As for the “lovely graphs and data” that “describing what is”, these are a valid presentation of information but they have to valid for the use they are created for. I have often wondered why a member of staff has asked for a particular report – what was the purpose of it. It will probably appear in the reports stats as used once and never again! So there is a certain requirement for people to define purposeful reports when requesting. When I worked in industry, a manager asked me to produce a control chart. When I asked what were process changes it could control, they did not know.
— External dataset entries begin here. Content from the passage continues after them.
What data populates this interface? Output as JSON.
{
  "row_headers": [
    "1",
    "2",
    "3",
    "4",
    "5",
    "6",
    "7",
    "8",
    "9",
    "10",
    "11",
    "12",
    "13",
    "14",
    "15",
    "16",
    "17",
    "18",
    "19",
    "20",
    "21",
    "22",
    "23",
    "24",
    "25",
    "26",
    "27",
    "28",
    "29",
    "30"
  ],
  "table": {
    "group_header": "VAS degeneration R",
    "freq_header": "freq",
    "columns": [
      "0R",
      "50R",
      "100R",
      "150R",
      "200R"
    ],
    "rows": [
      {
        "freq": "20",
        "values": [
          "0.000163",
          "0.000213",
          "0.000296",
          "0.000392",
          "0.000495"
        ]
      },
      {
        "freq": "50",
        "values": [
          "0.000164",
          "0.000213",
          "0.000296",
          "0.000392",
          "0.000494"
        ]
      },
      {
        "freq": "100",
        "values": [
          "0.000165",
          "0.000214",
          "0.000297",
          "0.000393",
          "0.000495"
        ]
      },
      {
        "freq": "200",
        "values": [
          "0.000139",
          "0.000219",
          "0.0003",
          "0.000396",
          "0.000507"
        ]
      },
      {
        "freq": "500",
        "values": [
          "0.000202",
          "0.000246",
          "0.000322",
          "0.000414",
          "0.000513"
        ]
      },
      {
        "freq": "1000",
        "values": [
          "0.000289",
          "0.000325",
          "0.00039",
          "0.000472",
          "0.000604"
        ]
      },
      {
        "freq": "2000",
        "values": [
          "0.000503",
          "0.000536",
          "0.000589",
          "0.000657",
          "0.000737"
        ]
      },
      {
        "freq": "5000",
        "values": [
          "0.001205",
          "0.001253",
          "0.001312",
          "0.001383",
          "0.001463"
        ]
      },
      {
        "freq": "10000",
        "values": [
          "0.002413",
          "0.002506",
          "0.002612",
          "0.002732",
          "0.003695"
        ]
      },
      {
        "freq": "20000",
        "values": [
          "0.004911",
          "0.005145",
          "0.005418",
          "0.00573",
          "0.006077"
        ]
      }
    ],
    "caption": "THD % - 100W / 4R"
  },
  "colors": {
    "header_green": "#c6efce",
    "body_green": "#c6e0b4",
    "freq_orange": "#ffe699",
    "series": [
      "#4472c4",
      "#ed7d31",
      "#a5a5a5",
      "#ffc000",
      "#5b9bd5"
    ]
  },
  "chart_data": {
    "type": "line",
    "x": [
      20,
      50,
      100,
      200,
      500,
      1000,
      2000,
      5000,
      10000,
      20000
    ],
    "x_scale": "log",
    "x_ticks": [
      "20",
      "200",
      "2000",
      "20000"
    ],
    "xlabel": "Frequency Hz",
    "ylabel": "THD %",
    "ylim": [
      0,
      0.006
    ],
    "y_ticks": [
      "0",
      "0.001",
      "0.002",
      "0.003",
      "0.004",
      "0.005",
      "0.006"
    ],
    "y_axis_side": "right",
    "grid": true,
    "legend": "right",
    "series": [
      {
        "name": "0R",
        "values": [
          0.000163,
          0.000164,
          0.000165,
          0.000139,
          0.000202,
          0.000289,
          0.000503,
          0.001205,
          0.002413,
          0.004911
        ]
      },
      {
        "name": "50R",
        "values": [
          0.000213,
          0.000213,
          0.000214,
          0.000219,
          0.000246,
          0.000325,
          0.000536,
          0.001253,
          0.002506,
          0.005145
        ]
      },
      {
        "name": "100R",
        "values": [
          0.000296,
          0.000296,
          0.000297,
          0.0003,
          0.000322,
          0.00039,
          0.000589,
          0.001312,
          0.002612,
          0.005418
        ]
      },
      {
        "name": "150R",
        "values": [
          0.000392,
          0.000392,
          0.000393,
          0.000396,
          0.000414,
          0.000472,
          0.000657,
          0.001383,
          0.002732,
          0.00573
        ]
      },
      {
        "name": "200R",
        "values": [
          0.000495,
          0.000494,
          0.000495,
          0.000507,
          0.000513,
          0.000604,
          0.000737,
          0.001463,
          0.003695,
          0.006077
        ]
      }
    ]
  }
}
They thought the chart was the solution.
One of the better projects I started working on was Chronic Kidney Disease (started because a certain event in 2010 resulted in the abolition of the SHA that was sponsoring the work, cancelling it and my job.) This aimed to score patients for risks associated with CKD (defined by a risk-stratification model) with the aim of working with them to modify the factors that could (would) lead to kidney failure. The big issue with the work was GPs, whose lack of buy-in to the work was going to severely degrade its effectiveness. In the new world of CCGs and with GPs like Dr. Neil Paul motivated? perhaps there can be new era of preventative medicine. This will need, of course, purposeful reports (and lovely graphs and data to see if it is working.)